Setting  Nationally representative sample of hospitals during 1996 and 1997.

Patients  Individuals undergoing esophageal resection (n = 1247), hepatic resection (n = 2073), or pancreatic resection (n = 3337) in Nationwide Inpatient Sample hospitals during 1996 and 1997 were included.

Main Outcomes Measures  Unadjusted and adjusted in-hospital mortality and prolonged length of stay (>75th percentile).

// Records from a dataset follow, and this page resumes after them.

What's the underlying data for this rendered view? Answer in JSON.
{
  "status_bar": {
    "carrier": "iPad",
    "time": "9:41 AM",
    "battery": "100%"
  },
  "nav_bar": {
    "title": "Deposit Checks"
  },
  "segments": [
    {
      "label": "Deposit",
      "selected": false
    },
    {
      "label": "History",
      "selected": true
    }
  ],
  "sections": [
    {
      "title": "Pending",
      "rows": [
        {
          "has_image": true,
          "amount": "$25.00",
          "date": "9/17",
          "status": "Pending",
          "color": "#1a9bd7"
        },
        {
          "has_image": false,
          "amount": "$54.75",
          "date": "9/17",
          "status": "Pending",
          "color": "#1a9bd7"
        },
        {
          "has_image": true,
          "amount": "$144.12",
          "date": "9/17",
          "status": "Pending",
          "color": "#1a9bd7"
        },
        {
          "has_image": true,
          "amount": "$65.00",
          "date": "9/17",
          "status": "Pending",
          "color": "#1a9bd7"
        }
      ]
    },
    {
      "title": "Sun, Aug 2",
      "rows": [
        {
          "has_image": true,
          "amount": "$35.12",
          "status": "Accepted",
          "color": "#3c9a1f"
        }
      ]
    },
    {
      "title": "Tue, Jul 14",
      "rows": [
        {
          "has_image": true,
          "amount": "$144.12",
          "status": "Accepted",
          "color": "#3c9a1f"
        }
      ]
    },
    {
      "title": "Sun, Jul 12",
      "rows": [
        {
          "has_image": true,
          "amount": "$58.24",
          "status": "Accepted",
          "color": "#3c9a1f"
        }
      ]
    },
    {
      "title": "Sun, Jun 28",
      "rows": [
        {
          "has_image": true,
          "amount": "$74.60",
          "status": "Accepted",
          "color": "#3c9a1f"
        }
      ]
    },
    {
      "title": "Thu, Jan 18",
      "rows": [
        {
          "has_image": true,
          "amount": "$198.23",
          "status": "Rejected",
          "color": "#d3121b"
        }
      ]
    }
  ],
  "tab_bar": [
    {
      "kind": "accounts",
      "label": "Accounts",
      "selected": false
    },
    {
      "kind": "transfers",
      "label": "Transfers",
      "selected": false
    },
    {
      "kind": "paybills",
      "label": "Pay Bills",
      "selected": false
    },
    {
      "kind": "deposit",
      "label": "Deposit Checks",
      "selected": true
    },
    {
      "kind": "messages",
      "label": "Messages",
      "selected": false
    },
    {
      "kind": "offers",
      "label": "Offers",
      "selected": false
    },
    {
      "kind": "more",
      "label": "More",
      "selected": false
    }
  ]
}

Results  None of the procedures had higher operative mortality rates at teaching hospitals. In unadjusted analyses, pancreatic resection (4.0% vs 8.8%; P<.001), hepatic resection (5.3% vs 8.0%; P = .03), and esophageal resection (7.7% vs 10.2%; P = .10) had lower operative mortality rates at teaching compared with nonteaching hospitals. However, after adjusting for hospital volume in the multivariate analysis, hospital teaching status was no longer a predictor of operative mortality.

Conclusions  Teaching hospitals have lower operative mortality rates for complex surgical procedures. However, the lower mortality rates at teaching hospitals can be explained by higher procedural volume.